Additionally, if you’re seeing that your employees are stressed to the point of exhaustion, it’s time to give them a break by rebalancing their workload. To keep morale up, you should also encourage friendly employee relationships.
Hire Selectively
If you’re hiring the first candidate that walks through your doors, you’re probably not hiring the right person for the job. One of the most important aspects of keeping your turnover rate low is ensuring that the people you hire have the right qualifications and personalities for the jobs at hand and feel happy in their new role. They’ll perform better and be more committed to your company if they’re the right fit from the very beginning.
Hire Smart
To hire the right person, you must have smart hiring practices. Take a methodological approach to hiring by assessing all aspects of the candidates, such as how their values will align with your company culture, how quickly they’ll adapt to the role, and how their personalities will fit within a team environment.
If you’re not seeing anyone who’s the right fit—don’t settle. Keep interviewing until the right candidate comes along. For best results, always be recruiting. Don’t just recruit when you have an open position.
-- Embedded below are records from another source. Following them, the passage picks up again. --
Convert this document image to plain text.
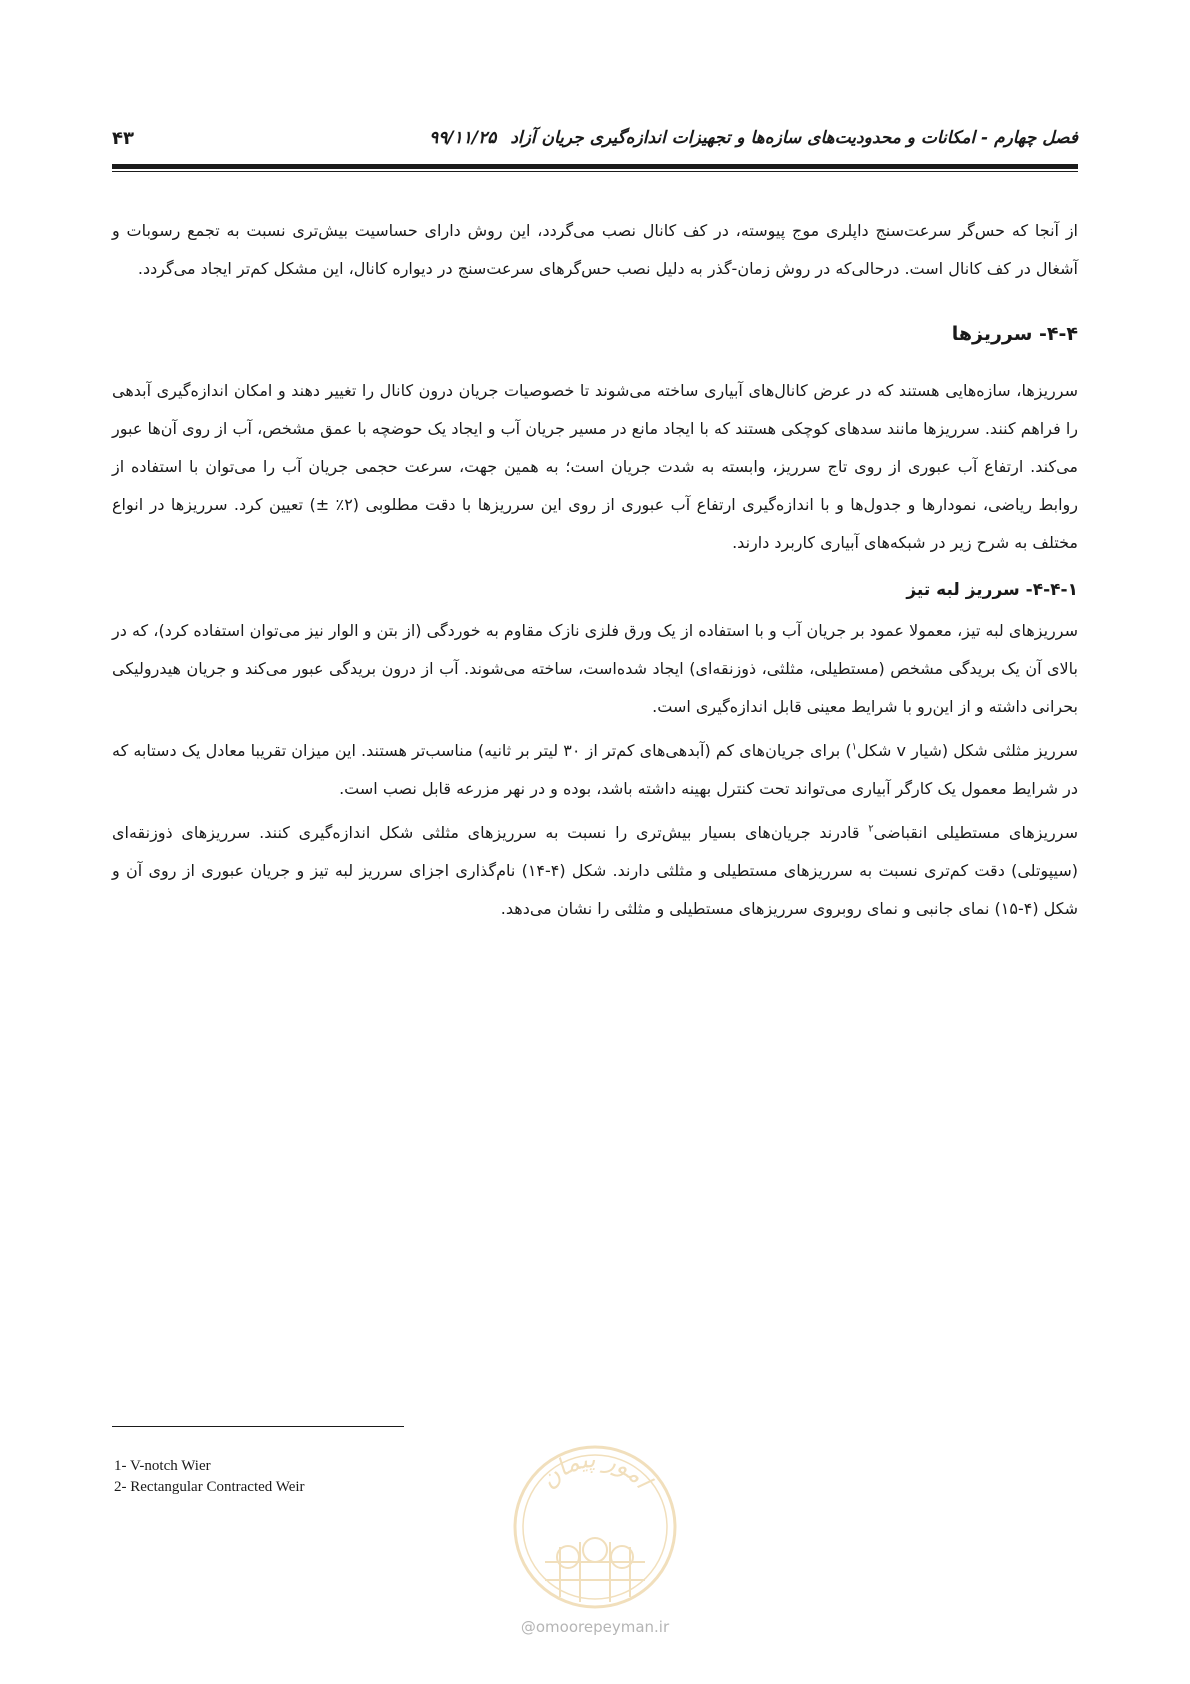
فصل چهارم - امکانات و محدودیت‌های سازه‌ها و تجهیزات اندازه‌گیری جریان آزاد۹۹/۱۱/۲۵
۴۳

از آنجا که حس‌گر سرعت‌سنج داپلری موج پیوسته، در کف کانال نصب می‌گردد، این روش دارای حساسیت بیش‌تری نسبت به تجمع رسوبات و آشغال در کف کانال است. درحالی‌که در روش زمان-گذر به دلیل نصب حس‌گرهای سرعت‌سنج در دیواره کانال، این مشکل کم‌تر ایجاد می‌گردد.

۴-۴- سرریزها

سرریزها، سازه‌هایی هستند که در عرض کانال‌های آبیاری ساخته می‌شوند تا خصوصیات جریان درون کانال را تغییر دهند و امکان اندازه‌گیری آبدهی را فراهم کنند. سرریزها مانند سدهای کوچکی هستند که با ایجاد مانع در مسیر جریان آب و ایجاد یک حوضچه با عمق مشخص، آب از روی آن‌ها عبور می‌کند. ارتفاع آب عبوری از روی تاج سرریز، وابسته به شدت جریان است؛ به همین جهت، سرعت حجمی جریان آب را می‌توان با استفاده از روابط ریاضی، نمودارها و جدول‌ها و با اندازه‌گیری ارتفاع آب عبوری از روی این سرریزها با دقت مطلوبی (۲٪ ±) تعیین کرد. سرریزها در انواع مختلف به شرح زیر در شبکه‌های آبیاری کاربرد دارند.

۴-۴-۱- سرریز لبه تیز

سرریزهای لبه تیز، معمولا عمود بر جریان آب و با استفاده از یک ورق فلزی نازک مقاوم به خوردگی (از بتن و الوار نیز می‌توان استفاده کرد)، که در بالای آن یک بریدگی مشخص (مستطیلی، مثلثی، ذوزنقه‌ای) ایجاد شده‌است، ساخته می‌شوند. آب از درون بریدگی عبور می‌کند و جریان هیدرولیکی بحرانی داشته و از این‌رو با شرایط معینی قابل اندازه‌گیری است.

سرریز مثلثی شکل (شیار v شکل$^۱$) برای جریان‌های کم (آبدهی‌های کم‌تر از ۳۰ لیتر بر ثانیه) مناسب‌تر هستند. این میزان تقریبا معادل یک دستابه که در شرایط معمول یک کارگر آبیاری می‌تواند تحت کنترل بهینه داشته باشد، بوده و در نهر مزرعه قابل نصب است.

سرریزهای مستطیلی انقباضی$^۲$ قادرند جریان‌های بسیار بیش‌تری را نسبت به سرریزهای مثلثی شکل اندازه‌گیری کنند. سرریزهای ذوزنقه‌ای (سیپوتلی) دقت کم‌تری نسبت به سرریزهای مستطیلی و مثلثی دارند. شکل (۴-۱۴) نام‌گذاری اجزای سرریز لبه تیز و جریان عبوری از روی آن و شکل (۴-۱۵) نمای جانبی و نمای روبروی سرریزهای مستطیلی و مثلثی را نشان می‌دهد.

1- V-notch Wier
2- Rectangular Contracted Weir	امور پیمان
@omoorepeyman.ir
This way, you’re not under time constraints and can be more critical in your hiring practices.
Conduct Employee Reviews and Exit Interviews
If you’re not sure why your employees keep leaving your company, the best thing you can do is ask your workers why during regular employee reviews and exit interviews. Give them the opportunity to talk through their issues, tell you what they like and dislike about the job, and make them feel valued and appreciated by taking their suggestions seriously. If you can find out why people are quitting, you can correct the path you’re on before it affects your budget any further. During these reviews and interviews, it’s important that you not be judgmental or defensive. Look at them as opportunities to better your company culture.
Engage a Staffing Agency
If you’ve tried and tried and still can’t lower your turnover rate, consider engaging a staffing agency to help. A reputable agency can help you find and hire the right people. After all, they’re experts at recruiting and hiring, so they know how to spot top talent and weed out the bad, which means you have a better chance at making long-term hires. Staffing agencies are meticulous at what they do, and they have the right tools, connections, metrics, screening processes, and resources to recruit the best.